Epilog zu Schillers Glocke

        Freude dieser Stadt bedeute,
        Friede sey ihr erst Geläute!


Und so geschah's! Dem friedenreichen Klange
Bewegt' sich neu das Land und segenbar.
Ein frisches Glück erschien; im Hochgesange
Begrüßten wir das junge Fürstenpaar;
Im Vollgewühl, im lebensregen Drange
Vermischte sich die thät'ge Völkerschaar,
Und festlich ward an die geschmückten Stufen
Die Huldigung der Künste vorgerufen.

Da hör' ich schreckhaft mitternächt'ges Läuten,
Das dumpf und schwer die Trauertöne schwellt.
Ist's möglich? soll es unsern Freund bedeuten?
An dem sich jeder Wunsch geklammert hält.
Den Lebenswürd'gen soll der Tod erbeuten?
Ach! wie verwirrt solch ein Verlust die Welt!
Ach! was zerstört ein solcher Riß den Seinen!
Nun weint die Welt, und sollten wir nicht weinen?

Denn er war unser!
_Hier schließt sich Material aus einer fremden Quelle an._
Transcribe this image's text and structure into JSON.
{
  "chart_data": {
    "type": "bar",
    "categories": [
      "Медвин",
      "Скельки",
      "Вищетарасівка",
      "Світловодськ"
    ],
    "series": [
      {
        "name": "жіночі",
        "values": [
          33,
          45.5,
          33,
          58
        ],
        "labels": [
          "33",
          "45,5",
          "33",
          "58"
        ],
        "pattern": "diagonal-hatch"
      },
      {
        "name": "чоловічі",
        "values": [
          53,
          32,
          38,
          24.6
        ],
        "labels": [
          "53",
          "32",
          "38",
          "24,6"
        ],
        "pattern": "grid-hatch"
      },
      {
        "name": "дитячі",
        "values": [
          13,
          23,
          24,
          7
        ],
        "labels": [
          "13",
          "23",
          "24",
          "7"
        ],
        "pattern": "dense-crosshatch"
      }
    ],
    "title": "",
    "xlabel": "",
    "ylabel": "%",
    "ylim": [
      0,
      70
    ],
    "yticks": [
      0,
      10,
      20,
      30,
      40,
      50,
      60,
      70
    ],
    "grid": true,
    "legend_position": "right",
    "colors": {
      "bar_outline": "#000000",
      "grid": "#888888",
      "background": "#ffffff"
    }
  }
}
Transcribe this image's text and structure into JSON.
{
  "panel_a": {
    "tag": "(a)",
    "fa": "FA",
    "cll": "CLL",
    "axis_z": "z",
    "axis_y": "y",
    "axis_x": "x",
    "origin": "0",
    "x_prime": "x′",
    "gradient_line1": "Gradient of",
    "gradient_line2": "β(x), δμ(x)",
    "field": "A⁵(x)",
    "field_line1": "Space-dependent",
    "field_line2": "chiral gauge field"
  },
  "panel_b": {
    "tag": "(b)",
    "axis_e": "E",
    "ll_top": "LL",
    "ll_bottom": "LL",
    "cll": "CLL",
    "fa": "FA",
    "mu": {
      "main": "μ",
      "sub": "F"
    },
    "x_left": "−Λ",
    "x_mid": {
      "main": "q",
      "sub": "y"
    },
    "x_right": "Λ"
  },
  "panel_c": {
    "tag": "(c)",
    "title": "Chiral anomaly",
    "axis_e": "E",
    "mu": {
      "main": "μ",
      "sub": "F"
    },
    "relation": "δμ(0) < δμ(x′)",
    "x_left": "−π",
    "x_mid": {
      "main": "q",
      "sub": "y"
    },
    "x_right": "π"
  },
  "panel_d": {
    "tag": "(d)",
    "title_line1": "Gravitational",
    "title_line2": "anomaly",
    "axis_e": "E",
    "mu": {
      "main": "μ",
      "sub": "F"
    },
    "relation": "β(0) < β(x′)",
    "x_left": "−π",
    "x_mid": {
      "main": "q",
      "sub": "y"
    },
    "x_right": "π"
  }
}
Wie bequem, gesellig
Den hohen Mann der gute Tag gezeigt,
Wie bald sein Ernst, anschließend, wohlgefällig,
Zur Wechselrede heiter sich geneigt,
Bald raschgewandt, geistreich und sicherstellig,
Der Lebensplane tiefen Sinn erzeugt,
Und fruchtbar sich in Rath und That ergossen,
Das haben wir erfahren und genossen.

Denn er war unser! Mag das stolze Wort
Den lauten Schmerz gewaltig übertönen!
Er mochte sich bei uns, im sichern Port,
Nach wildem Sturm, zum Dauernden gewöhnen.
Indessen schritt sein Geist gewaltig fort
Ins Ewige des Wahren, Guten, Schönen,
Und hinter ihm, in wesenlosem Scheine,
Lag, was uns alle bändigt, das Gemeine.

Da schmückt' er sich die schöne Gartenzinne,
Von wannen er der Sterne Wort vernahm,
Das dem gleich ew'gen, gleich lebend'gen Sinne
Geheimnißvoll und klar entgegen kam.
Dort, sich und uns zu köstlichem Gewinne,
Verwechselt' er die Zeiten wundersam.
Nun sank der Mond, und zu erneuter Wonne,
Vom klaren Berg herüber schien die Sonne.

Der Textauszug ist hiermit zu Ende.